Zoo cemetery honors slaves 'no longer on the margins'

Stacey Barchenger
sbarchenger@tennessean.com
Nate Pulido, 6, looks over the Grassmere cemetery site at the Nashville Zoo during a dedication ceremony Saturday.

"That's a lot of slaves."

Those words slipped out of 6-year-old Nate Pulido's mouth Saturday as he stood at the edge of a cemetery tucked away at the Nashville Zoo. Twenty people are buried there. Their resting places are marked only by jagged rocks and, on Saturday, yellow roses entwined with a carpet of fallen leaves.

The cemetery plot was dedicated Saturday and entombs the remains of people believed to be slaves on the old Grassmere farm, a large tract of land that is now home to the zoo.

A plaque near the burial site reads: "Here lie 20 unknown individuals who lived and worked on this property.

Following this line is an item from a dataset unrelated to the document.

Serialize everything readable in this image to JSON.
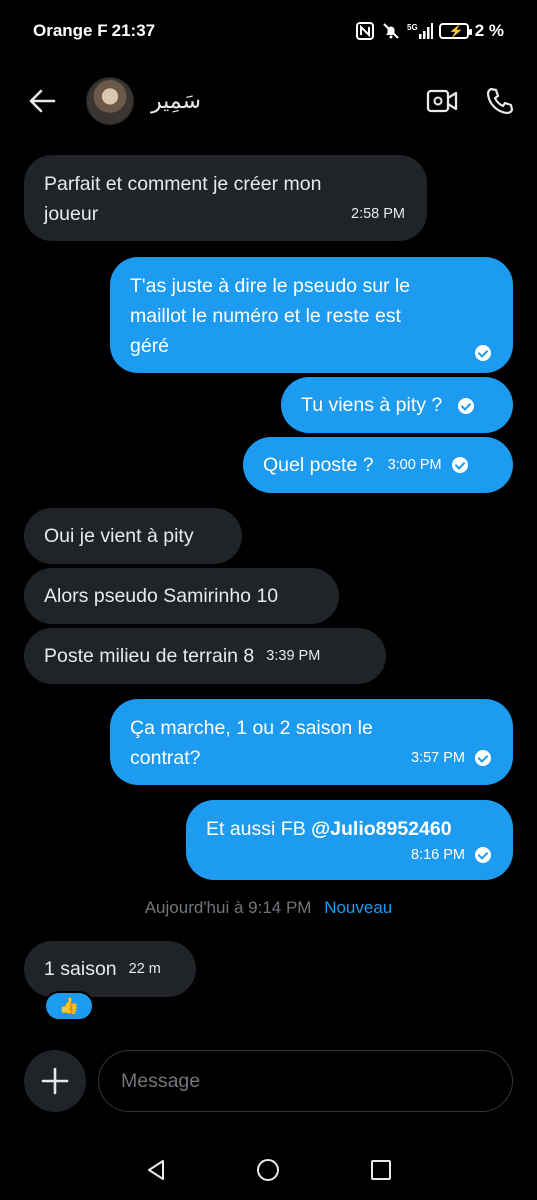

Reinterred with reverence at this site on the 12th day of June, 2014."

The cemetery serves as a reminder of the contributions of slaves to Middle Tennessee, officials said. Signs soon will be installed explaining the history of the site.

"This is a way to document past communities and people that were sort of left out of the history," said Tiffiny Tung, an anthropologist at Vanderbilt University who has studied the remains.

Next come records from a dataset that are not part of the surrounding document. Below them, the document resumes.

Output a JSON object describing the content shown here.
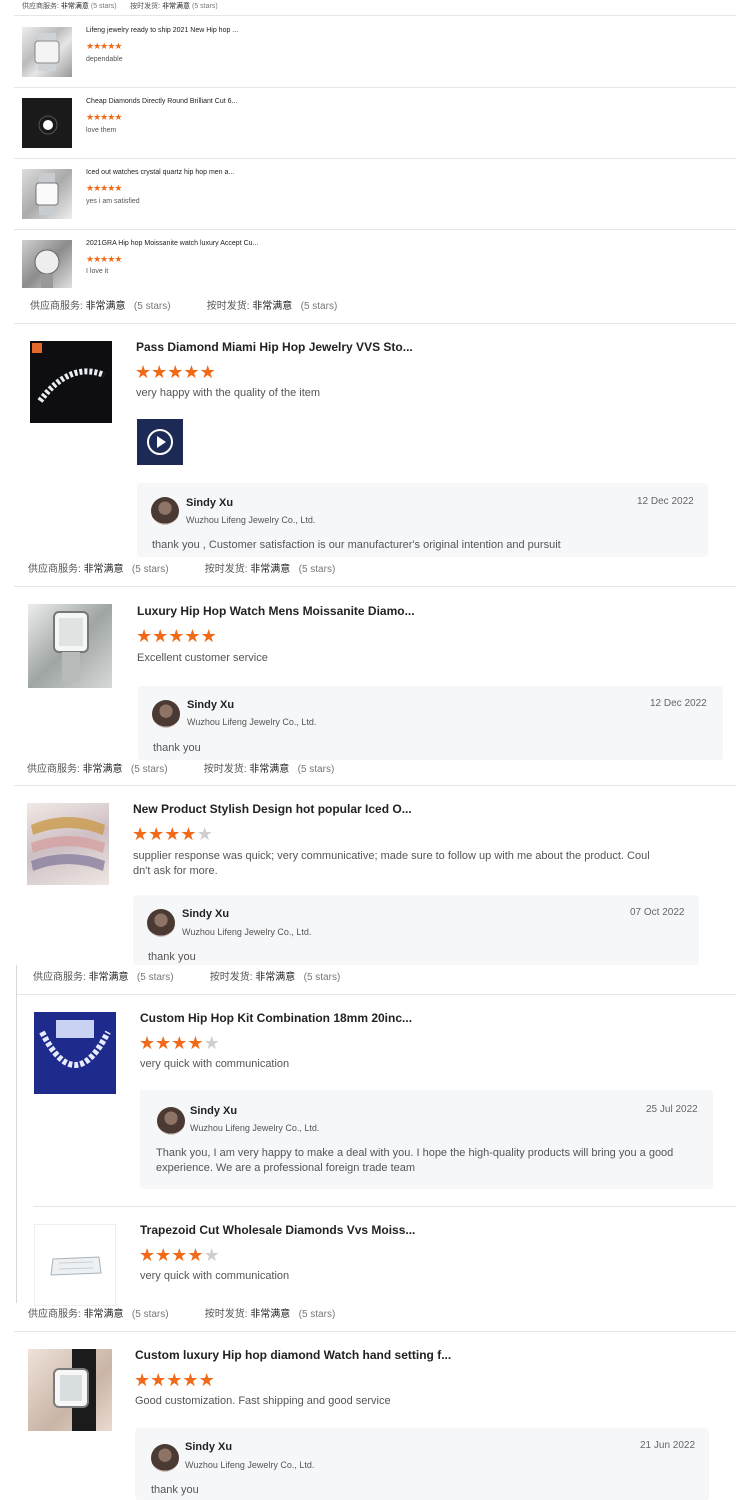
{
  "ratings": {
    "supplier_service_label": "供应商服务:",
    "ship_on_time_label": "按时发货:",
    "very_satisfied": "非常满意",
    "five_stars": "(5 stars)"
  },
  "colors": {
    "star_on": "#f06a1a",
    "star_off": "#cfcfcf",
    "reply_bg": "#f6f7f9"
  },
  "mini_reviews": [
    {
      "title": "Lifeng jewelry ready to ship 2021 New Hip hop ...",
      "stars": 5,
      "comment": "dependable"
    },
    {
      "title": "Cheap Diamonds Directly Round Brilliant Cut 6...",
      "stars": 5,
      "comment": "love them"
    },
    {
      "title": "Iced out watches crystal quartz hip hop men a...",
      "stars": 5,
      "comment": "yes i am satisfied"
    },
    {
      "title": "2021GRA Hip hop Moissanite watch luxury Accept Cu...",
      "stars": 5,
      "comment": "I love it"
    }
  ],
  "reviews": [
    {
      "title": "Pass Diamond Miami Hip Hop Jewelry VVS Sto...",
      "stars": 5,
      "comment": "very happy with the quality of the item",
      "has_video": true,
      "reply": {
        "name": "Sindy Xu",
        "company": "Wuzhou Lifeng Jewelry Co., Ltd.",
        "date": "12 Dec 2022",
        "text": "thank you , Customer satisfaction is our manufacturer's original intention and pursuit"
      }
    },
    {
      "title": "Luxury Hip Hop Watch Mens Moissanite Diamo...",
      "stars": 5,
      "comment": "Excellent customer service",
      "reply": {
        "name": "Sindy Xu",
        "company": "Wuzhou Lifeng Jewelry Co., Ltd.",
        "date": "12 Dec 2022",
        "text": "thank you"
      }
    },
    {
      "title": "New Product Stylish Design hot popular Iced O...",
      "stars": 4,
      "comment_line1": "supplier response was quick; very communicative; made sure to follow up with me about the product. Coul",
      "comment_line2": "dn't ask for more.",
      "reply": {
        "name": "Sindy Xu",
        "company": "Wuzhou Lifeng Jewelry Co., Ltd.",
        "date": "07 Oct 2022",
        "text": "thank you"
      }
    },
    {
      "title": "Custom Hip Hop Kit Combination 18mm 20inc...",
      "stars": 4,
      "comment": "very quick with communication",
      "reply": {
        "name": "Sindy Xu",
        "company": "Wuzhou Lifeng Jewelry Co., Ltd.",
        "date": "25 Jul 2022",
        "text_line1": "Thank you, I am very happy to make a deal with you. I hope the high-quality products will bring you a good",
        "text_line2": "experience. We are a professional foreign trade team"
      }
    },
    {
      "title": "Trapezoid Cut Wholesale Diamonds Vvs Moiss...",
      "stars": 4,
      "comment": "very quick with communication"
    },
    {
      "title": "Custom luxury Hip hop diamond Watch hand setting f...",
      "stars": 5,
      "comment": "Good customization. Fast shipping and good service",
      "reply": {
        "name": "Sindy Xu",
        "company": "Wuzhou Lifeng Jewelry Co., Ltd.",
        "date": "21 Jun 2022",
        "text": "thank you"
      }
    }
  ]
}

Stones mark the graves of 20 people, believed to be slaves, at the Grassmere cemetery site at the Nashville Zoo. The cemetery was dedicated Saturday.

The skeletons were found in 1989 and were left alone until earlier this year when the zoo sought to expand. Archaeologists exhumed the bodies from near the entrance, took samples to study and reburied the skeletons in June. Scientists determined the remains are likely those of slaves working at Grassmere who died between 1830 and 1860.

The location of the new slave cemetery, near the Grassmere farm home and the family cemetery, is something special, Tennessee State Historian Dr. Carroll Van West said.

He said it was important to honor the slaves who lived in this area as citizens and important members of our history, even though they might not have been considered that at one time.

"These 20 people, these 20 citizens are no longer on the margins," he said. "They are central to who we are and the nation we live in today."

Among those who attended the ceremony were Middle Tennessee State University students who have been helping study the skeletal remains. Angela Pulido is one of the students, and she brought along her children, Nate, and 8-year-old Hannah.

"We need to know who built this land," Pulido said. "We should honor the people that did the hard work. We're doing that today."

It appears the mission scientists and historians hope the cemetery bears — as an educational tool — is already working. Pulido asked Hannah what she learned at the ceremony.

"That they were still citizens, even though they were slaves," the third-grader replied.